Patrycja Tudrej1, Katarzyna Aleksandra Kujawa1, Alexander Jorge Cortez1, Katarzyna Marta Lisowska1
Oncol Clin Pract 2019;15(5):246-259.


Nowadays, targeted therapy plays a growing role in oncological treatment. In ovarian cancer, particularly promising results are achieved with poly (ADP-ribose) polymerase (PARP) inhibitors. Recent clinical trials have shown that PARP inhibitors can result in significantly longer progression-free survival. These results encourage the search for other targeted therapies and bring hope that ovarian cancer can soon become a manageable chronic disease. The main problem in ovarian cancer research is the heterogeneity of this disease. Recent studies have shown that different histological types of ovarian cancer can originate from distinct tissues. According to the recent knowledge, “ovarian cancer” is an artificial term for distinct invasive malignancies localised within the pelvis. Genetic and immunophenotype analyses have shown that high-grade serous ovarian cancer, the most frequent histological type and the one with the worst prognosis, originates mainly from fallopian tube epithelium, while endometrioid and clear-cell cancers originate from the endometrium. For these reasons, in basic and preclinical studies on ovarian cancer, one has to carefully choose a well-defined model system, corresponding to the histological type of interest.
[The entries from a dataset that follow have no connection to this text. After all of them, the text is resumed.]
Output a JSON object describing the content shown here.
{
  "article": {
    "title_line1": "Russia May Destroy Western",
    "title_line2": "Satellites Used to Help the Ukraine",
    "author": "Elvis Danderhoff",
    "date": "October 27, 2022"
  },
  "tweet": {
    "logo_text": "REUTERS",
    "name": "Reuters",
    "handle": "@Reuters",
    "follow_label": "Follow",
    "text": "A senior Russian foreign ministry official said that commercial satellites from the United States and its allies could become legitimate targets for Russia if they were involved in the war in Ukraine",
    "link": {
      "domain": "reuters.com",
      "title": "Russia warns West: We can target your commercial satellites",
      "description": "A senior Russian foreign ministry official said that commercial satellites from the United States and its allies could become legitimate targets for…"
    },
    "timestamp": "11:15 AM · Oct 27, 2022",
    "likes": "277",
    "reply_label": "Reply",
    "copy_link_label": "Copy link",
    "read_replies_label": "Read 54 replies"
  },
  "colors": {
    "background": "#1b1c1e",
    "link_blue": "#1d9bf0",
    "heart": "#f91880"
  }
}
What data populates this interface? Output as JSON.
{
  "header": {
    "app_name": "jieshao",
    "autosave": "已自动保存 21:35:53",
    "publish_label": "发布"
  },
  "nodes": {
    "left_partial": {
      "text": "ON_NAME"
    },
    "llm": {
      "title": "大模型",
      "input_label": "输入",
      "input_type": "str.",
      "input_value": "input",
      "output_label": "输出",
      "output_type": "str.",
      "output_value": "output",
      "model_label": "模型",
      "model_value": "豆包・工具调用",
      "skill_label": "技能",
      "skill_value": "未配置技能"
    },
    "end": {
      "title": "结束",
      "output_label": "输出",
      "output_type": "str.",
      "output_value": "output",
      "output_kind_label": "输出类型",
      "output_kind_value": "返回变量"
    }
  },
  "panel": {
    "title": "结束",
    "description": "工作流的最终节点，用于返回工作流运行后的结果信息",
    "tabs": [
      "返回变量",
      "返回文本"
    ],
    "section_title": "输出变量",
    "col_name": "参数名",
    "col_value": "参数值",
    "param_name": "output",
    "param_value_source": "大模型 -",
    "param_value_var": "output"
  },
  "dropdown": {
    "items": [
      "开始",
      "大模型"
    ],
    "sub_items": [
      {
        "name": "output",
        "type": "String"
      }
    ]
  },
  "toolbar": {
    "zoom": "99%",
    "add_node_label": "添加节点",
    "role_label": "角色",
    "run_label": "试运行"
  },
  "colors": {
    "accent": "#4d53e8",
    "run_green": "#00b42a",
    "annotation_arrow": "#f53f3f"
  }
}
In this article, we discuss ovarian cancer cell lines most frequently used in in vitro studies. Our aim is to indicate the advantages and disadvantages of different models, encompassing primary and established cell cultures, two- and three-dimensional models, etc. In particular, we would like to alert researchers to the fact that the most popular cell lines SKOV3 and A2780 do not represent a suitable model for studies on high-grade serous ovarian cancer.